5 thoughts on “Guy vs. Baby”

  1. I just went through a similar situation —ie starting dating someone while trying and voila got pregnant on the first IUI with hormones. I really appreciate hearing these inspirational words, postivity and such commonalities among women. It feels like you are giving up one for the other or you cannot have it all sometimes but your words help.
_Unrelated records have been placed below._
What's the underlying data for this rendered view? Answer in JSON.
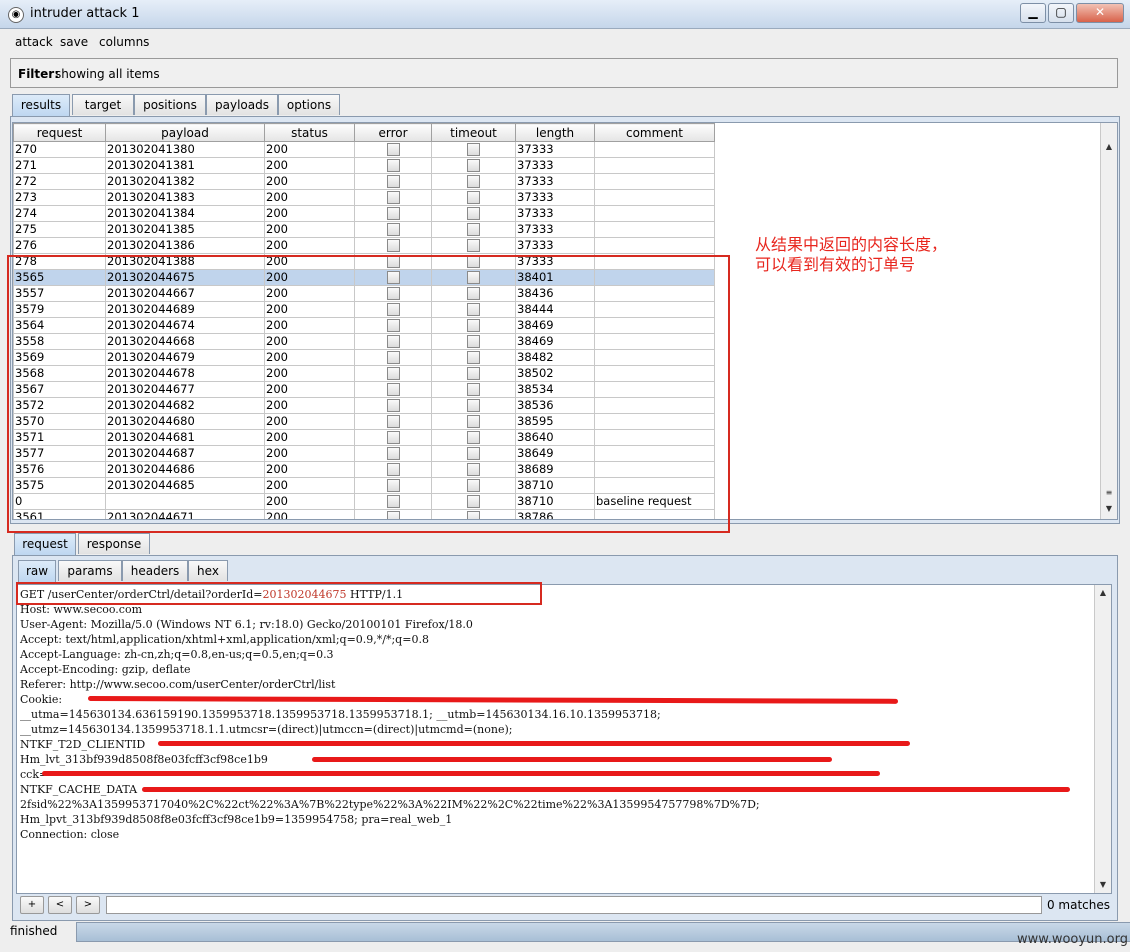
{
  "window": {
    "title": "intruder attack 1",
    "minimize": "▁",
    "maximize": "▢",
    "close": "✕"
  },
  "menu": {
    "attack": "attack",
    "save": "save",
    "columns": "columns"
  },
  "filter": {
    "label": "Filter:",
    "text": "showing all items"
  },
  "main_tabs": [
    "results",
    "target",
    "positions",
    "payloads",
    "options"
  ],
  "table": {
    "columns": [
      "request",
      "payload",
      "status",
      "error",
      "timeout",
      "length",
      "comment"
    ],
    "rows": [
      {
        "request": "270",
        "payload": "201302041380",
        "status": "200",
        "length": "37333",
        "comment": ""
      },
      {
        "request": "271",
        "payload": "201302041381",
        "status": "200",
        "length": "37333",
        "comment": ""
      },
      {
        "request": "272",
        "payload": "201302041382",
        "status": "200",
        "length": "37333",
        "comment": ""
      },
      {
        "request": "273",
        "payload": "201302041383",
        "status": "200",
        "length": "37333",
        "comment": ""
      },
      {
        "request": "274",
        "payload": "201302041384",
        "status": "200",
        "length": "37333",
        "comment": ""
      },
      {
        "request": "275",
        "payload": "201302041385",
        "status": "200",
        "length": "37333",
        "comment": ""
      },
      {
        "request": "276",
        "payload": "201302041386",
        "status": "200",
        "length": "37333",
        "comment": ""
      },
      {
        "request": "278",
        "payload": "201302041388",
        "status": "200",
        "length": "37333",
        "comment": ""
      },
      {
        "request": "3565",
        "payload": "201302044675",
        "status": "200",
        "length": "38401",
        "comment": "",
        "selected": true
      },
      {
        "request": "3557",
        "payload": "201302044667",
        "status": "200",
        "length": "38436",
        "comment": ""
      },
      {
        "request": "3579",
        "payload": "201302044689",
        "status": "200",
        "length": "38444",
        "comment": ""
      },
      {
        "request": "3564",
        "payload": "201302044674",
        "status": "200",
        "length": "38469",
        "comment": ""
      },
      {
        "request": "3558",
        "payload": "201302044668",
        "status": "200",
        "length": "38469",
        "comment": ""
      },
      {
        "request": "3569",
        "payload": "201302044679",
        "status": "200",
        "length": "38482",
        "comment": ""
      },
      {
        "request": "3568",
        "payload": "201302044678",
        "status": "200",
        "length": "38502",
        "comment": ""
      },
      {
        "request": "3567",
        "payload": "201302044677",
        "status": "200",
        "length": "38534",
        "comment": ""
      },
      {
        "request": "3572",
        "payload": "201302044682",
        "status": "200",
        "length": "38536",
        "comment": ""
      },
      {
        "request": "3570",
        "payload": "201302044680",
        "status": "200",
        "length": "38595",
        "comment": ""
      },
      {
        "request": "3571",
        "payload": "201302044681",
        "status": "200",
        "length": "38640",
        "comment": ""
      },
      {
        "request": "3577",
        "payload": "201302044687",
        "status": "200",
        "length": "38649",
        "comment": ""
      },
      {
        "request": "3576",
        "payload": "201302044686",
        "status": "200",
        "length": "38689",
        "comment": ""
      },
      {
        "request": "3575",
        "payload": "201302044685",
        "status": "200",
        "length": "38710",
        "comment": ""
      },
      {
        "request": "0",
        "payload": "",
        "status": "200",
        "length": "38710",
        "comment": "baseline request"
      },
      {
        "request": "3561",
        "payload": "201302044671",
        "status": "200",
        "length": "38786",
        "comment": ""
      }
    ]
  },
  "annotation": {
    "line1": "从结果中返回的内容长度，",
    "line2": "可以看到有效的订单号"
  },
  "detail_tabs": [
    "request",
    "response"
  ],
  "view_tabs": [
    "raw",
    "params",
    "headers",
    "hex"
  ],
  "request_text": {
    "line0_prefix": "GET /userCenter/orderCtrl/detail?orderId=",
    "line0_value": "201302044675",
    "line0_suffix": " HTTP/1.1",
    "lines": [
      "Host: www.secoo.com",
      "User-Agent: Mozilla/5.0 (Windows NT 6.1; rv:18.0) Gecko/20100101 Firefox/18.0",
      "Accept: text/html,application/xhtml+xml,application/xml;q=0.9,*/*;q=0.8",
      "Accept-Language: zh-cn,zh;q=0.8,en-us;q=0.5,en;q=0.3",
      "Accept-Encoding: gzip, deflate",
      "Referer: http://www.secoo.com/userCenter/orderCtrl/list",
      "Cookie: ",
      "__utma=145630134.636159190.1359953718.1359953718.1359953718.1; __utmb=145630134.16.10.1359953718;",
      "__utmz=145630134.1359953718.1.1.utmcsr=(direct)|utmccn=(direct)|utmcmd=(none);",
      "NTKF_T2D_CLIENTID",
      "Hm_lvt_313bf939d8508f8e03fcff3cf98ce1b9",
      "cck=",
      "NTKF_CACHE_DATA",
      "2fsid%22%3A1359953717040%2C%22ct%22%3A%7B%22type%22%3A%22IM%22%2C%22time%22%3A1359954757798%7D%7D;",
      "Hm_lpvt_313bf939d8508f8e03fcff3cf98ce1b9=1359954758; pra=real_web_1",
      "Connection: close"
    ]
  },
  "search": {
    "plus": "+",
    "prev": "<",
    "next": ">",
    "matches": "0 matches"
  },
  "status": {
    "text": "finished"
  },
  "watermark": "www.wooyun.org",
  "colors": {
    "annotation": "#e8261e",
    "selection": "#c0d4ec",
    "redaction": "#e81919"
  }
}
  2. As I read all these comments and stories, I realize there are so many of us that just didn’t wait for “the man” to have a baby with. Let’s face it having a baby on your own is not ideal but do you give up your dream to be a mom because of circumstances of your life? If you live in a city such as NYC where the ratio of women to men is 3:1, good luck trying to find a great guy. I’m so glad so many women are not waiting, the joy of motherhood is amazing.

    Good for women.

  3. Omg baby all the way. A man can arrive later.. a bay cant! Also most men will run a mile if you mention babies on the first date.

  4. I dated two different men after I started the process of trying. I’m so glad that I didn’t stop. Neither relationship worked and delaying the dream of becoming a mom wasn’t worth it. Fast forward four years after my twin girls were born, I met a wonderful man and have been in a relationship for 3.5 years. He’s not a partner in raising my children yet because our lives are both crazy, but I have a best friend and lover, which is wonderful. It fits for us right now.

  5. If you are hoping to have a biological child at 42 there isn’t a moment to waste! If you are open to the idea of egg donation, you have more time. For me I asked myself when I’m sixty will I regret not doing this- my answer was yes. So, I dived into the deep end on my own and I’m so glad that I did!